11. Balance Sheet Assessment
As long-term investors, the risk we care about most is the permanent loss of capital, which can happen when a company goes bankrupt or raises money from a disadvantaged position. This is separate from short-term stock price volatility, something we are much less bothered by.
Upstart burned through $189.6 million of cash over the last year. Although the company has $1.85 billion of debt on its balance sheet, we think its $1.06 billion of cash gives it enough runway (we typically look for at least two years) to prioritize growth over profitability.

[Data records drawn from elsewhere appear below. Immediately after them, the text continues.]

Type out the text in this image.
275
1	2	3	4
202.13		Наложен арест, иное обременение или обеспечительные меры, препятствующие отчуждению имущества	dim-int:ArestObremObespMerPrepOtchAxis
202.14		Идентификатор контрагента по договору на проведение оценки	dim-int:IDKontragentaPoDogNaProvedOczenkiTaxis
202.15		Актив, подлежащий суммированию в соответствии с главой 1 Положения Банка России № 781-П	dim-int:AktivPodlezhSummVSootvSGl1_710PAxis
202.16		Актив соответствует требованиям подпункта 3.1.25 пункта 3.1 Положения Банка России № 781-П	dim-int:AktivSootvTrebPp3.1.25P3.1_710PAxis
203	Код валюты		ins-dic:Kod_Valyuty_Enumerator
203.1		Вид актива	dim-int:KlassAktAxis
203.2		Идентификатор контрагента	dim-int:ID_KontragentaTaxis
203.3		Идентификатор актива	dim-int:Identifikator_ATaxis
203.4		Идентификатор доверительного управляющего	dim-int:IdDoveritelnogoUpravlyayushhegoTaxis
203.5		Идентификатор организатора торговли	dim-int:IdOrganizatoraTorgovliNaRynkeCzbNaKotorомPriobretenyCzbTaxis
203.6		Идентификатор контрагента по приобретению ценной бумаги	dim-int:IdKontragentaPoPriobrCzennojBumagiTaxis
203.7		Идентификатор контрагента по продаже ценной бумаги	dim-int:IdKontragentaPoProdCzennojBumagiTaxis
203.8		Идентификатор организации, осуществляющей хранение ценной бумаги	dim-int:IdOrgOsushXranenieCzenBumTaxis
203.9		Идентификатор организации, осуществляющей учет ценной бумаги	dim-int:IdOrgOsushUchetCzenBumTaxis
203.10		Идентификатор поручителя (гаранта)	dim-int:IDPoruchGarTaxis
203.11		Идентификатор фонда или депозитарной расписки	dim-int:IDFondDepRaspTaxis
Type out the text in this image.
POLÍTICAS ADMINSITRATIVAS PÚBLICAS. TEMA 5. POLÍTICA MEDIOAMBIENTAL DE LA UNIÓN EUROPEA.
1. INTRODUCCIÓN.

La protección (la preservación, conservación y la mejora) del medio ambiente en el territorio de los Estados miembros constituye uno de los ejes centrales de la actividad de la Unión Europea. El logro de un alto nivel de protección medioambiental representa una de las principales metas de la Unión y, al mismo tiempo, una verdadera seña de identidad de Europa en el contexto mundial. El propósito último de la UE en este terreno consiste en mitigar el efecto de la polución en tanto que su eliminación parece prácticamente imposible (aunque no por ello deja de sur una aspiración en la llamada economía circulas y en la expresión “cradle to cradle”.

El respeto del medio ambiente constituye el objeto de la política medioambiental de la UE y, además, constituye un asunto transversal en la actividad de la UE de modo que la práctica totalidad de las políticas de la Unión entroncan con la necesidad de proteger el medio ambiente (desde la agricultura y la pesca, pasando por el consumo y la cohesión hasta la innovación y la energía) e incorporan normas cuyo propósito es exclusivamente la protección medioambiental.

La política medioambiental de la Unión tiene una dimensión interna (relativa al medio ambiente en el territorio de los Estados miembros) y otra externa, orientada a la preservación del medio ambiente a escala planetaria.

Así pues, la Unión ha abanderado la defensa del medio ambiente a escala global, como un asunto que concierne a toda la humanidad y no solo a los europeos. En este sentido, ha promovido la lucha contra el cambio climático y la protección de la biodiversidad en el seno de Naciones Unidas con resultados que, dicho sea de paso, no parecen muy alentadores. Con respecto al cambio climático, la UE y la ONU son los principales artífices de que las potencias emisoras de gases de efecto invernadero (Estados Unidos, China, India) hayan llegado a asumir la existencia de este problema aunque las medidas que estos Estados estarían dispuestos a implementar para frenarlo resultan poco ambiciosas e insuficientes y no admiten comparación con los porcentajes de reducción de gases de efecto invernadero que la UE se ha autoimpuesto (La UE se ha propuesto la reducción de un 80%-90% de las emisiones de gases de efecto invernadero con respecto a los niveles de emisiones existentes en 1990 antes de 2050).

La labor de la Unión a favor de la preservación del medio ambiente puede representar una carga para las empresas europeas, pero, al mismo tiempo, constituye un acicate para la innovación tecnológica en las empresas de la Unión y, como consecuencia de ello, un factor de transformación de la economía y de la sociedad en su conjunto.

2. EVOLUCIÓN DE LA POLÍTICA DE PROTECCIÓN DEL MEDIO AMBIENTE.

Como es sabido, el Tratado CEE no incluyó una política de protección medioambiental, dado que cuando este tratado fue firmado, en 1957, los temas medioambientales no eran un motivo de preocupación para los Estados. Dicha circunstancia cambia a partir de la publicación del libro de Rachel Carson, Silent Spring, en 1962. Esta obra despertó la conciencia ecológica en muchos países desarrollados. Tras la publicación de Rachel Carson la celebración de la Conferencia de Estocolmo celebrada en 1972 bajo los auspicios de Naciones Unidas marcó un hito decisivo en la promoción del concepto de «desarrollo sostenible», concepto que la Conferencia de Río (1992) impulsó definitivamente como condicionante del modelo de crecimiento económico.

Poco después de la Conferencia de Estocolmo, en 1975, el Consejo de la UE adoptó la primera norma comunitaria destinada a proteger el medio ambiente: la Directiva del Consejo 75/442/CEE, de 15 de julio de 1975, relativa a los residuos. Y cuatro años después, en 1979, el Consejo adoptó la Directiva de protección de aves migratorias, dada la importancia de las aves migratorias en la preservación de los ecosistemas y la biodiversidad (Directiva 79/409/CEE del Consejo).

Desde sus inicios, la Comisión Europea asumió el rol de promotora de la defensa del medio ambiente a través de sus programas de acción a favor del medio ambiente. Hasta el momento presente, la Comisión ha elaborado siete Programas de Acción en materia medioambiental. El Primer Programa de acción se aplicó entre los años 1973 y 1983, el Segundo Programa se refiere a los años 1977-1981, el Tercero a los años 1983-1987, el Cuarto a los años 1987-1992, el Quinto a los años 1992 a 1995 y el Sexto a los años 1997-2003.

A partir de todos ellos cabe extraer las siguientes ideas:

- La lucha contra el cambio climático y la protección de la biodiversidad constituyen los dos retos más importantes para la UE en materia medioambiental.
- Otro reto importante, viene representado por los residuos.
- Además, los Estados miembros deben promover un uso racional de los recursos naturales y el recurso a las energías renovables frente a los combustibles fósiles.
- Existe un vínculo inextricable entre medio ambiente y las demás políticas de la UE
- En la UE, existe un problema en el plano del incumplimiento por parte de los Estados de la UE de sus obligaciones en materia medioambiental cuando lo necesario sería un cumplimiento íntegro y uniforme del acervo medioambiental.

12. Key Takeaways from Upstart’s Q4 Results
We were impressed by Upstart’s optimistic full-year revenue guidance, which blew past analysts’ expectations. We were also happy its revenue outperformed Wall Street’s estimates. Overall, we think this was a solid quarter with some key areas of upside. The stock traded up 4.9% to $41.20 immediately after reporting.
13. Is Now The Time To Buy Upstart?
Updated: February 10, 2026 at 9:19 PM EST
Are you wondering whether to buy Upstart or pass? We urge investors to not only consider the latest earnings results but also longer-term business quality and valuation as well.
Upstart is a fine business. First off, its revenue growth was exceptional over the last five years. And while its customer acquisition is less efficient than many comparable companies, its expanding operating margin shows it’s becoming more efficient at building and selling its software. On top of that, its transaction volumes have soared, showcasing high user engagement and robust platform activity.
Upstart’s price-to-sales ratio based on the next 12 months is 3.4x. Looking at the software landscape right now, Upstart trades at a pretty interesting price. If you trust the business and its direction, this is an ideal time to buy.
Wall Street analysts have a consensus one-year price target of $56.64 on the company (compared to the current share price of $38.77), implying they see 46.1% upside in buying Upstart in the short term.